During the Korean War, the United States bombed and napalmed the living hell out of the north, killing 20 percent of the population. Though a cease-fire was declared in 1953, the U.S. maintains 35,000 troops in South Korea and 40,000 in Japan. It certainly has not escaped North Korea’s notice that the U.S. still routinely invades and destroys nation-states deemed enemies and executes their leaders. As far as North Koreans are concerned, the war never ended, and Trump is sincere in his threat to destroy them. Their perception is far from crazy, much though politicians and pundits love to portray them as such.
American culture is so steeped in military veneration that we rarely pause to see our military actions from the perspective of other nations and to honestly assess whether the military-industrial complex, on the whole, does more harm than good. And by “rarely” I mean never.

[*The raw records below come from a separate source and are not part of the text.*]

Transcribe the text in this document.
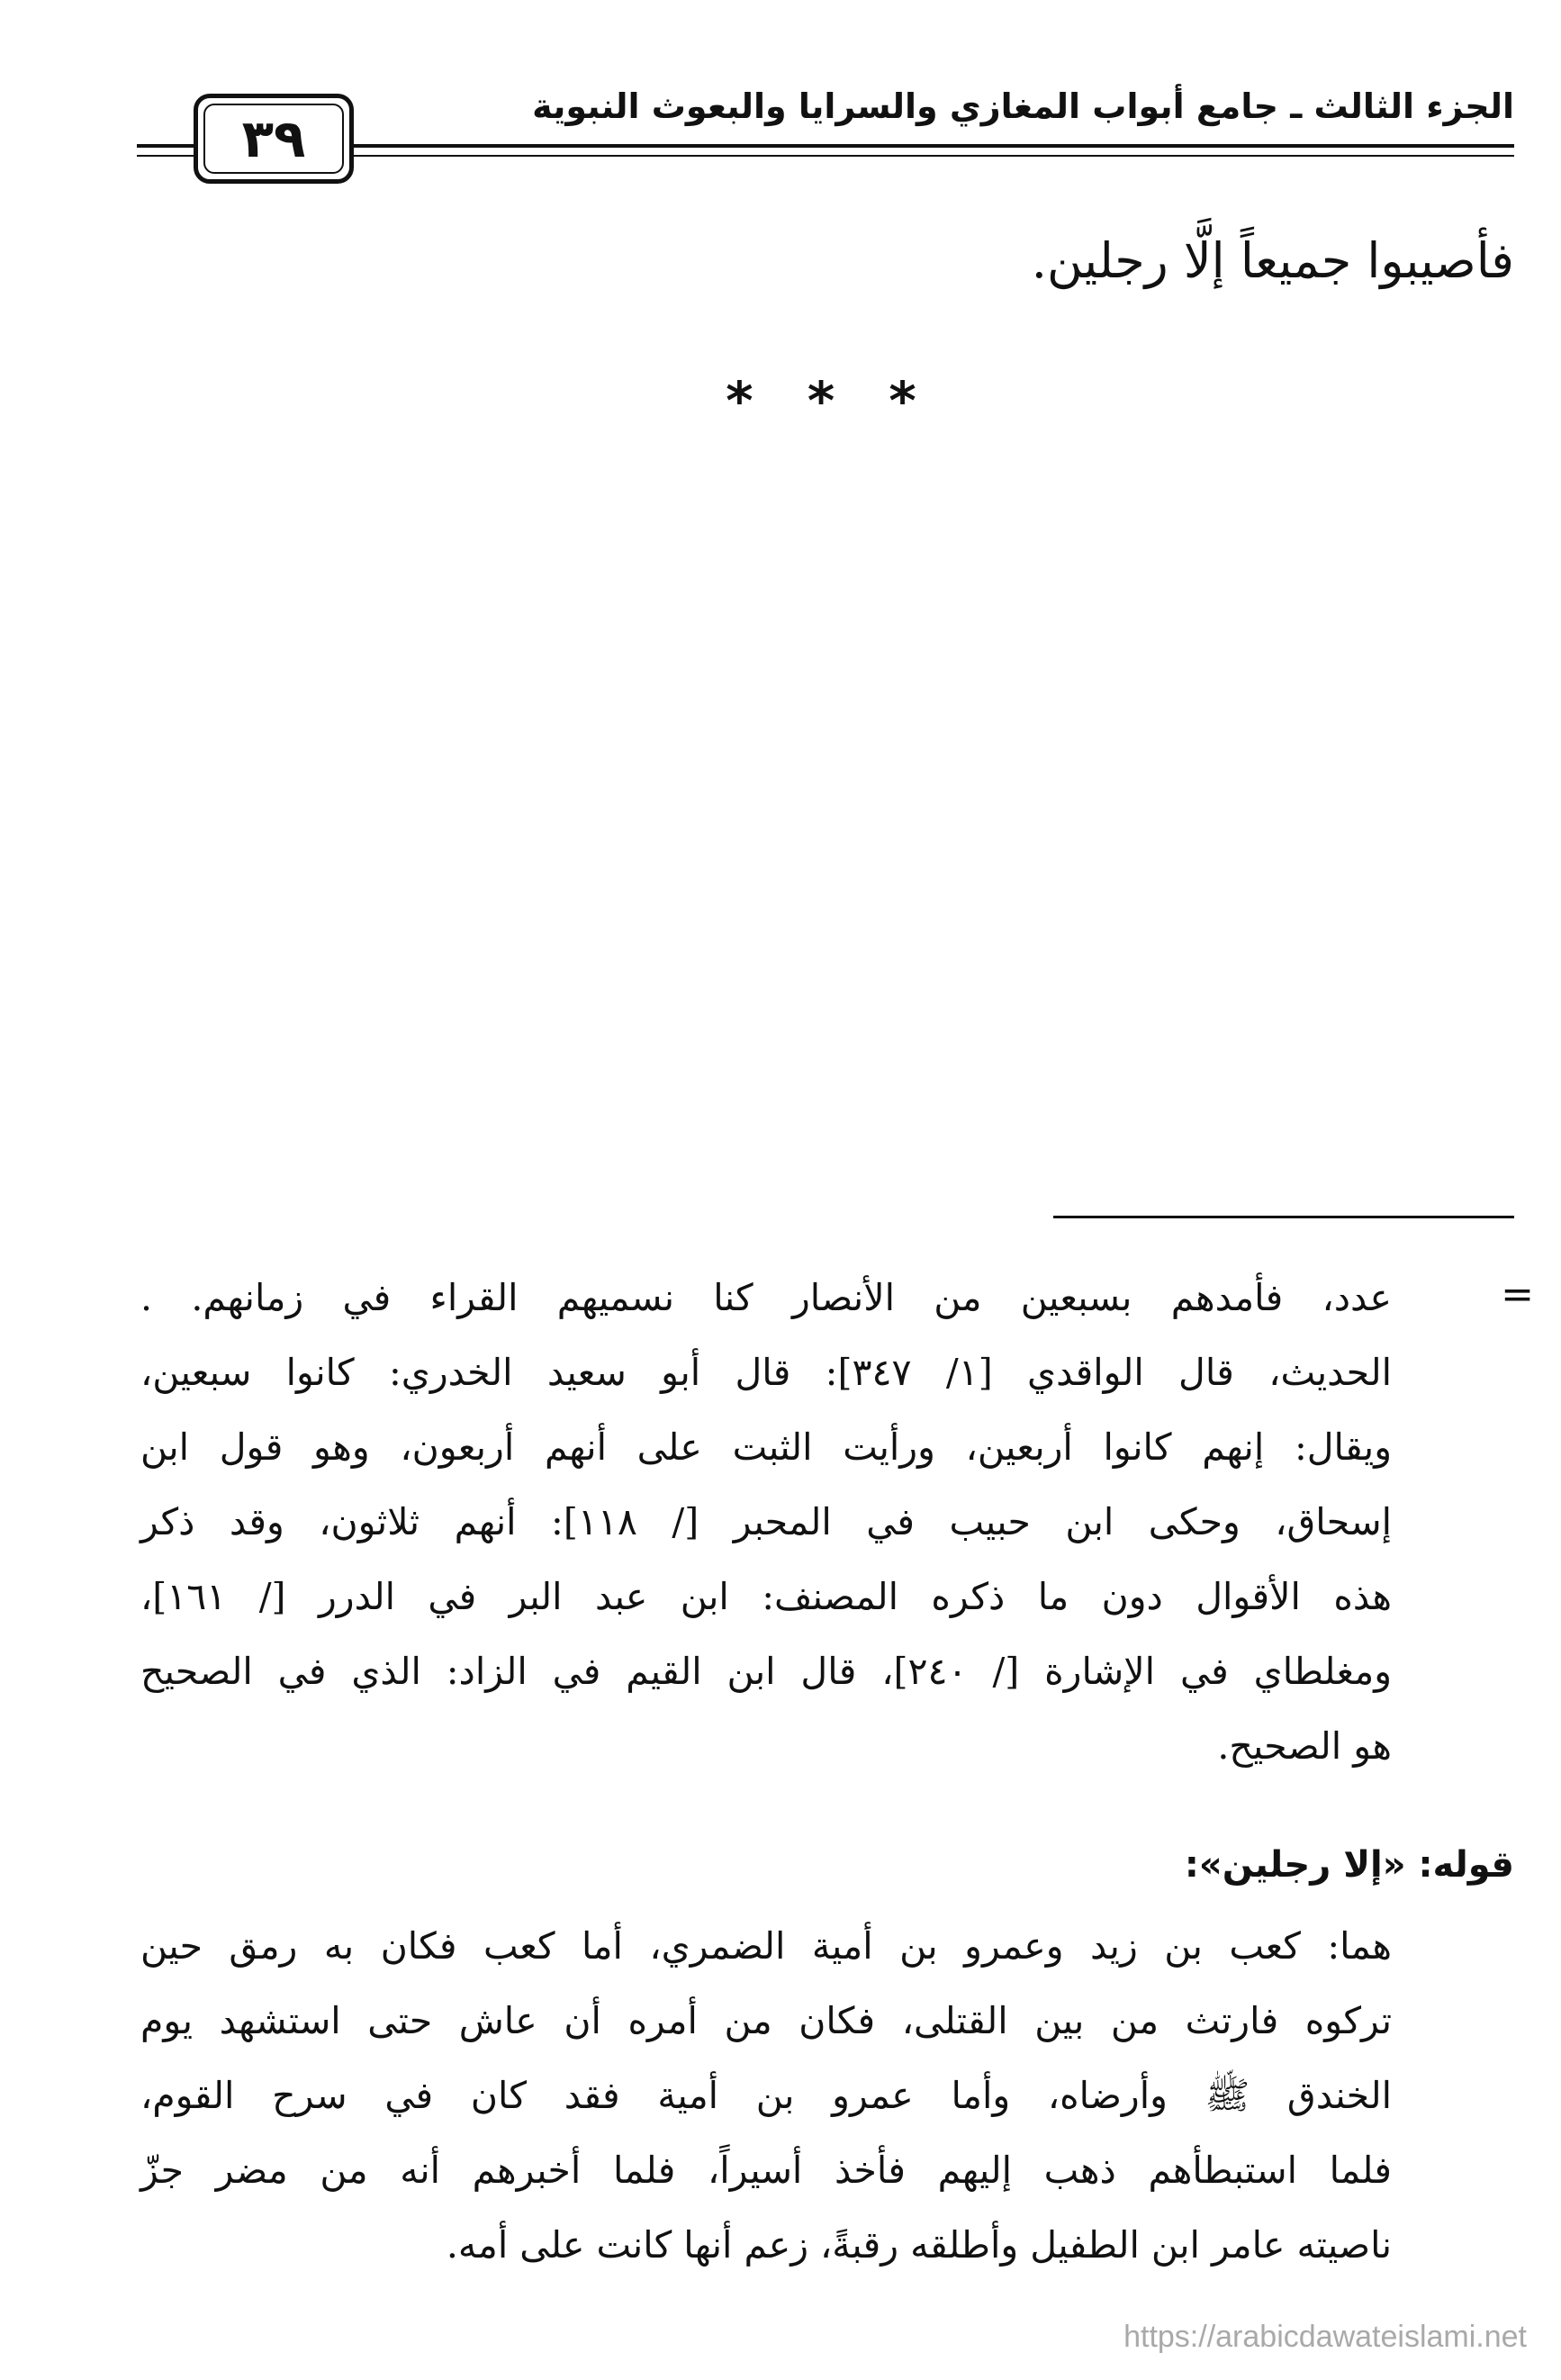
الجزء الثالث ـ جامع أبواب المغازي والسرايا والبعوث النبوية
٣٩
فأصيبوا جميعاً إلَّا رجلين.
* * *
=
عدد، فأمدهم بسبعين من الأنصار كنا نسميهم القراء في زمانهم. .
الحديث، قال الواقدي [١/ ٣٤٧]: قال أبو سعيد الخدري: كانوا سبعين،
ويقال: إنهم كانوا أربعين، ورأيت الثبت على أنهم أربعون، وهو قول ابن
إسحاق، وحكى ابن حبيب في المحبر [/ ١١٨]: أنهم ثلاثون، وقد ذكر
هذه الأقوال دون ما ذكره المصنف: ابن عبد البر في الدرر [/ ١٦١]،
ومغلطاي في الإشارة [/ ٢٤٠]، قال ابن القيم في الزاد: الذي في الصحيح
هو الصحيح.
قوله: «إلا رجلين»:
هما: كعب بن زيد وعمرو بن أمية الضمري، أما كعب فكان به رمق حين
تركوه فارتث من بين القتلى، فكان من أمره أن عاش حتى استشهد يوم
الخندق ﷺ وأرضاه، وأما عمرو بن أمية فقد كان في سرح القوم،
فلما استبطأهم ذهب إليهم فأخذ أسيراً، فلما أخبرهم أنه من مضر جزّ
ناصيته عامر ابن الطفيل وأطلقه رقبةً، زعم أنها كانت على أمه.
https://arabicdawateislami.net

Such willful blindness is what enables Democrats like Harris and Nancy Pelosi to conveniently forget that every dollar spent on nukes and drones and land mines and limb amputations is a dollar not spent on clean energy and affordable housing and public education and the opioid epidemic and a hundred other dire problems.
There’s no shortage of ways in which $80 billion could be wisely spent, but further bloating an out-of-control military-industrial complex notorious for administrative waste, needless and non-functional weapons programs and imperial overreach is not one of them.
The Senate must still vote to appropriate the authorized $700 billion military budget, which means there’s still time for concerned citizens to contact their members of Congress and remind them what war is good for. Absolutely nothing.